Thank you very much for your

-Anti- - October 19, 2008 - 23:30

Thank you very much for your verbose reply. It really helped me to understand the long term benefits of creating each download as a node, even though creating them will take much longer.

> because that is exactly what Taxonomy is all about.
> You show a list of taxonomy terms (categories).
> User clicks on a term. List of sub-terms (sub-categories) is shown.
> User clicks on sub-term. List of files is shown

That's exactly what I need, but how do you do that? I wouldn't even know how to begin. If I had a content-type and a vocabulary called 'download', how would I list the ten parent terms (mentioned above) within that vocab? What would the list look? Would there be a description of each parent? Could the user see what children were inside before clicking on a parent?
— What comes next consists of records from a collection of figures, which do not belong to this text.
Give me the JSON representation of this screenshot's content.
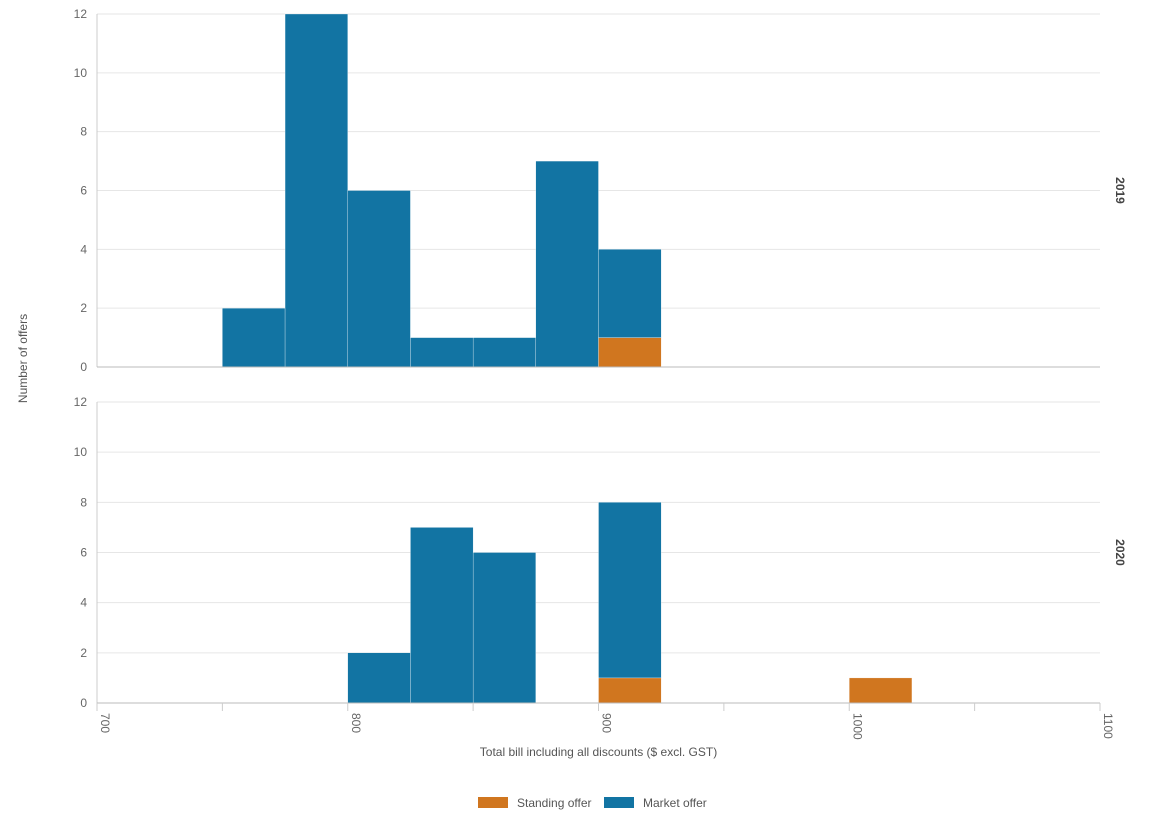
{
  "chart_data": {
    "type": "bar",
    "subtype": "stacked-histogram-facets",
    "xlabel": "Total bill including all discounts ($ excl. GST)",
    "ylabel": "Number of offers",
    "xlim": [
      700,
      1100
    ],
    "ylim": [
      0,
      12
    ],
    "x_ticks": [
      700,
      800,
      900,
      1000,
      1100
    ],
    "y_ticks": [
      0,
      2,
      4,
      6,
      8,
      10,
      12
    ],
    "bin_width": 25,
    "grid": true,
    "legend_position": "bottom",
    "series": [
      {
        "name": "Standing offer",
        "color": "#d0761f"
      },
      {
        "name": "Market offer",
        "color": "#1274a3"
      }
    ],
    "panels": [
      {
        "label": "2019",
        "bins": [
          {
            "x0": 750,
            "x1": 775,
            "standing": 0,
            "market": 2
          },
          {
            "x0": 775,
            "x1": 800,
            "standing": 0,
            "market": 12
          },
          {
            "x0": 800,
            "x1": 825,
            "standing": 0,
            "market": 6
          },
          {
            "x0": 825,
            "x1": 850,
            "standing": 0,
            "market": 1
          },
          {
            "x0": 850,
            "x1": 875,
            "standing": 0,
            "market": 1
          },
          {
            "x0": 875,
            "x1": 900,
            "standing": 0,
            "market": 7
          },
          {
            "x0": 900,
            "x1": 925,
            "standing": 1,
            "market": 3
          }
        ]
      },
      {
        "label": "2020",
        "bins": [
          {
            "x0": 800,
            "x1": 825,
            "standing": 0,
            "market": 2
          },
          {
            "x0": 825,
            "x1": 850,
            "standing": 0,
            "market": 7
          },
          {
            "x0": 850,
            "x1": 875,
            "standing": 0,
            "market": 6
          },
          {
            "x0": 900,
            "x1": 925,
            "standing": 1,
            "market": 7
          },
          {
            "x0": 1000,
            "x1": 1025,
            "standing": 1,
            "market": 0
          }
        ]
      }
    ]
  }
}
And if a user then clicked a parent, how would I make drupal list the child terms within?

My only experience with taxonomy has been to tag a node with a term. Then when the node is displayed, the tag is listed in the node. When clicked, it takes you to a teaser-list of nodes which are tagged with that term. I don't see how to achieve the 'drilling down' through the terms as you describe. It would be great if you could briefly explain that.

Cheers.

this is actually quite

WorldFallz - October 20, 2008 - 00:01

this is actually quite simple-- it's done with a view that uses arguments and a default summary view. Take a look at this quick little video to see it in action (it's not with files, but the principles are the same): http://drupal.org/node/247205. You might need to use the http://drupal.org/project/lineage module as well.

===
"Give a man a fish and you feed him for a day. Teach a man to fish and you feed him for a lifetime." - Lao Tzu
"God helps those who help themselves." - Ben Franklin
"Search is your best friend." - Worldfallz

yup

dman - October 19, 2008 - 23:46

For full taxonomy drill-down (Yahoo Category-like) try taxonomy_context.module.

Agreed with everything said here - for document management, you need per-file metadata, and that is by node.
Later you get cool wins by using the filters to, eg show only things tagged as Spanish, Only PDFs, All Maths from 2009, etc.

Uploads will feel a little slower, yes, although there are tools to help that.
Importantly however, it means the data you input will actually be checked and relevant, rather than a bunch of files dropped one-time in an unlabelled bag.

If you are looking at hundreds, and are uncomfortable with the file naming and flat file repository (I would be!) look for
http://drupal.org/project/uploadpath or
http://drupal.org/project/filefield_paths
and tune that up a bit before you go uploading heaps. That lets you sort out a naming/folder convention using the metadata you should be tagging the files with win-win!

.dan.
if you are asking a question you think should be documented, please provide a link to the handbook where you think the answer should be found.
| http://www.coders.co.nz/ |

I just can't conceptually

WorldFallz - October 19, 2008 - 23:27

I just can't conceptually imagine how drupal can do this?

What you describe above could be easily done in drupal with summary views if you use 1 node per file and taxonomy for the categories. Also, you could have the added benefit of using taxonomy_image if you want to associate pictures/icons with your different terms-- it makes drill down views very functional and attractive.

Obviously, you can do it whatever way you want-- but i've often found in the past, through real experience, fighting the 'drupal way' of doing something ends up being a mistake that takes a lot of time and effort to fix at some point down the road.

Also, the '1 node to 1 file' structure isn't really a drupal thing (though the 'node' term is)-- it's how document management has always been handled. One set of metadata to one file.

===
"Give a man a fish and you feed him for a day. Teach a man to fish and you feed him for a lifetime." - Lao Tzu
"God helps those who help themselves." - Ben Franklin
"Search is your best friend." - Worldfallz

OK, I've downloaded views2,

-Anti- - October 20, 2008 - 21:34

OK, I've downloaded views2, and have been messing around with it.
I'll start another thread with views specific questions toward obtaining my goal.

Thanks for everyone's help and patience.